The election has started early, but in earnest. Labour has published its pre-manifesto Changing Britain Together. Lots to digest for the infrastructure sector.

Here’s our quick guide to the most directly relevant policies.

Key policies

Raise minimum wage to £8 an hour and ban exploitative zero hours contracts.

Freeze energy bills until 2017 and reform energy market

Cut the deficit by introducing 50p tax for those earning over 150,000/year

Build at least 200,000 homes a year to 2020

Require all firms on government contracts to offer apprenticeships

Devolve power to Scotland, Wales and the counties and cities of England.

Apart from the key policies there are many that directly affect the infrastructure sector.

Supporting growth and business

Establish an Infrastructure Commission to plan and secure the infrastructure Britain needs.

Create a British Investment Bank along with a network of regional banks to boos lending for small businesses to grow.

Devolve £30bn of funding and give control over the full revenue from growth in business rates to powerhouse economic regions so they can back local growth.

Create low carbon jobs

Create a million new high technology, green jobs by 2025

Set a legal target for decarbonizing electricity by 2030.

Strengthen the Green Investment Bank with borrowing powers.

Insulate five million homes over the next 10 years.

 

Making  work pay and tackling exploitation at work

Launch an inquiry into blacklisting in the construction industry.

Abolish the loophole that allows firms to pay agency workers less than permanent staff.

 

Delivering fair and responsible social security

Allow councils that make savings in the Housing Benefit bill to recycle them into building homes.

 

Transport

Introduce a strict cap on annual rail fare increases.

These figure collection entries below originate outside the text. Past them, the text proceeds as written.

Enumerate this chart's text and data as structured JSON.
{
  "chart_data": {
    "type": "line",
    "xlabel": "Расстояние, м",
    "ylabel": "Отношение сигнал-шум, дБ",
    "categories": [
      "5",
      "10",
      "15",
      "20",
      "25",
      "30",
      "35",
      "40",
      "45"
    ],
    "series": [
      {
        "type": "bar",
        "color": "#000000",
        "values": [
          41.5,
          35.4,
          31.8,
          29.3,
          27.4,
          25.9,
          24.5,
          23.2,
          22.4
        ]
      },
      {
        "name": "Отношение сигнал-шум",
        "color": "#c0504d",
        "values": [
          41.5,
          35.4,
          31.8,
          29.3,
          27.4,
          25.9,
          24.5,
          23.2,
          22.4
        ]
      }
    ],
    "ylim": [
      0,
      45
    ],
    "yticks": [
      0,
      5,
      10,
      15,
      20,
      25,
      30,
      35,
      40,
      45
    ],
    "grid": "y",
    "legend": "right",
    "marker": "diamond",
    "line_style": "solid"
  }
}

Legislate so a public sector operator can take on lines and challenge private train operating companies on a level playing field.

Devolve regional transport decision making so that areas can bring together trains, buses, ferries and trams into a single network with smart ticketing

Give city and county regions London style powers to regulate bus services.

Make cycling safer and more accessible with national standards to reduce deaths and serious injuries.

Environment

Prioritise flood prevention and introduce a new climate change adaptation plan.

 

Equalities

Require large companies to publish their gender pay gap.

 

The document says Labour wants to hear comments on the programme.